We're three hours from the application deadline for the undergraduate class of 2019, and I'd imagine that there are a fair number of people putting the final touches on (or just starting) their personal profiles. To make applicants' lives just a little bit easier, and to satisfy everyone else's curiosity, we've compiled some data regarding admissions from UBC's annual enrolment report. Unless otherwise specified, the stats apply to the 2013/2014 school year.
In 2013, 19,895 people applied to UBC; 12,658 were offered admittance and 5,993 accepted their offers.
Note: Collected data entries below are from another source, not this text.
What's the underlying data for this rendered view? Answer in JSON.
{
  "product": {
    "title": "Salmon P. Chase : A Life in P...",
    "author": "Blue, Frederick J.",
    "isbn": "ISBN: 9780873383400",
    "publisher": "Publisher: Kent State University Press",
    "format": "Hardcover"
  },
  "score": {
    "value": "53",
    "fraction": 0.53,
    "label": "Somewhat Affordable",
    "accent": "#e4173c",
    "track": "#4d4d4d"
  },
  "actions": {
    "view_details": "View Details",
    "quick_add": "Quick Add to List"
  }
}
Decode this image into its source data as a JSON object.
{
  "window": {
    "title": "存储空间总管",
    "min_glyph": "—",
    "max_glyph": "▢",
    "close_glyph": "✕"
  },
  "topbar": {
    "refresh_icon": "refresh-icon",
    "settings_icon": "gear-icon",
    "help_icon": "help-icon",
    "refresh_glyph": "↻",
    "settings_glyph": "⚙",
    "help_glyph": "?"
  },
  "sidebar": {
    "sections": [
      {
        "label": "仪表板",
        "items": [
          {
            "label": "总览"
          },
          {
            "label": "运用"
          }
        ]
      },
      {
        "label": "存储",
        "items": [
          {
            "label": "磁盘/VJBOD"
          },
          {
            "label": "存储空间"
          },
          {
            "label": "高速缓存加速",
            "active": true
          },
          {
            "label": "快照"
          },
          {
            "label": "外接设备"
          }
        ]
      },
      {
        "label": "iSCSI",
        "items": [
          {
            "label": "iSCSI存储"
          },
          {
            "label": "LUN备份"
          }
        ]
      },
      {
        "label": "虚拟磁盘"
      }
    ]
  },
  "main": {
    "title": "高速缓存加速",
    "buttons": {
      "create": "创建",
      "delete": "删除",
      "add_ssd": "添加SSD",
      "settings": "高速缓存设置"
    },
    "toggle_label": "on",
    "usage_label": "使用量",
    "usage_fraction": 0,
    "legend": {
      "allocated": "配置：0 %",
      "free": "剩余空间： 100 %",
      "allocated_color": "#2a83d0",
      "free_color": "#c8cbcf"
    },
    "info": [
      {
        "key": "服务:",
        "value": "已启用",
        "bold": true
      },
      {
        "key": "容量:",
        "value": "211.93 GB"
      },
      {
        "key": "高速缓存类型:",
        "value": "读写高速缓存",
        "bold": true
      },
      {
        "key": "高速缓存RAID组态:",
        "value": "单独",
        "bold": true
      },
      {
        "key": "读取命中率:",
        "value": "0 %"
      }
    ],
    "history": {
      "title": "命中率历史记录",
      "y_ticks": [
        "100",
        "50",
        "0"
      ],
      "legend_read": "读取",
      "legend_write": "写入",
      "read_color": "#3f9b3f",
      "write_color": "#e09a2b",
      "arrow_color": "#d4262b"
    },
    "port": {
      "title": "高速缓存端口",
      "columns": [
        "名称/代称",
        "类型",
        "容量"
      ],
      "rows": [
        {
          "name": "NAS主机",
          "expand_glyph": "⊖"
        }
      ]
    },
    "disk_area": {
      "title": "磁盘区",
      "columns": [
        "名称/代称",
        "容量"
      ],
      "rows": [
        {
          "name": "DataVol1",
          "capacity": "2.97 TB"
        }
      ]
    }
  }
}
This works out to an admission percentage of 64 per cent and a yield rate (how many people actually ended up going to UBC) of 47 per cent for first-year undergrads.
The average entry GPA for all faculties was 89.5 per cent for both domestic and international applicants -- 0.2 per cent higher than the previous year.
Commerce had the highest domestic average admission GPA at 92.2 per cent, followed by Science with 91.9 and the Bachelor of Science (Forestry Science) in the Faculty of Forestry rounding out the bottom with a 79.2 per cent average GPA.
In regard to who's in what faculty, 75% of students are in one of three faculties: 38 per cent of UBC undergrads are in Arts, 23 per cent in Science and 14 per cent in Applied Science.
UBC currently has more domestic undergraduate and graduate students than are funded by the government -- 10 per cent over the 'full-time equivalent' funding limit. The university mentions in the report that they have plans to decrease domestic undergraduate enrolment over the next few years, but not graduate (in line with their desire to become more of a research-based university).
The domestic-international breakdown sees international students comprising 16 and 31 per cent of the undergraduate and graduate student populations, respectively. These proportions have grown considerably since 2003, when only seven per cent of undergraduates were international students and 21 per cent of graduate students.
Worried about flunking out of first year? Chances are, you'll be okay. For the class of 2016 (who started at UBC in 2012), the average retention rate to the next year was 94 per cent. The Faculty of Forestry, with 85 per cent, had the lowest retention while Kinesiology had the highest at 97 per cent.
Best of luck to Class of 2019 hopefuls from The Ubyssey staff!